Me: Um, no... [clicking Skip] so, think you could tell me what book that was?
FB: Hey, do you like any of these books?
Me: C'mon, quit it. [clicking Skip] Ok, so what was that book?
FB: Thanks! Hey, here are all the great features for this application!
Me: Alright, already! What was the fucking book?!
FB: [crickets]
Me: um, hello?
FB: [more crickets]
Me: Ok, this says recommendations, maybe you put it under there? [clicking Recommendations]
FB: Sorry, we do not have any recommendations for you.

Fucking facebook.

Thursday, August 14, 2008

barriers to productivity

Originally uploaded by tallasiandude.

This is one of the few downsides to working from home. I can feel myself getting carpal tunnel trying not to disturb him too much when I try to type around him.

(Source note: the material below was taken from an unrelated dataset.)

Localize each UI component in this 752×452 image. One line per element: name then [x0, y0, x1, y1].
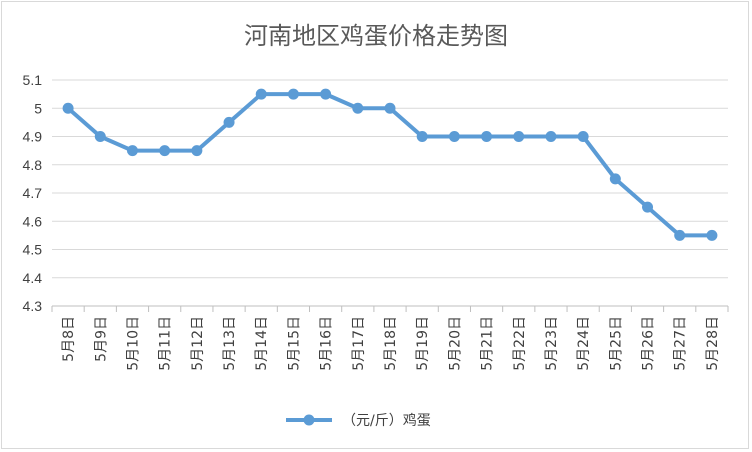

On the other hand, it's 3:30pm and I'll probably head out for a run in less than an hour. (seeing as I couldn't motivate when I woke up at 6 this morning, and then ended up over-sleeping*.)

* Prolly got up around 10. Yeah, jetlag...

Tuesday, August 12, 2008

Um.... what?

"Not every wrong, or even every violation of the law, is a crime."
- Attorney General Michael Mukasey

I guess I'm going to need to look up the actual definition of "crime" now...

In other news, we're back from our trip to Kansas City (actually, Olathe) and Los Angeles, but posts will probably continue to be sparse given the whole work and training thing. Better to check up on twitter, flickr and facebook... (yes, facebook -- got sucked in, but still trying to lay low over there)

Wednesday, August 06, 2008

Glorious, glorious legroom

Originally uploaded by tallasiandude.

The travel gods were kind to us on our leg from K.C. to L.A.

Southwest has made some changes to their line-up policy and assigned actual line number positions. We were pretty deep into the first seating group, but I was still able to get the double row exit row seat, a much-welcomed improvement from the last trip to L.A. when I was stuck in a middle coach middle (on American with crappier seat pitch) in both directions.

It wasn't a full flight, so it probably would have been okay elsewhere on the plane, but I'm still grateful.

It's just kind of a bummer to have to fly into LAX. Unfortunately, the only flights that were available into Burbank at the right times had layovers and were almost $100 more expensive, and sometimes I'm just not willing to throw that much more money at a problem. (And the return leg on JetBlue -- thankfully out of Burbank -- cost us a lot more than I would have liked, so that figured into the equation as well.)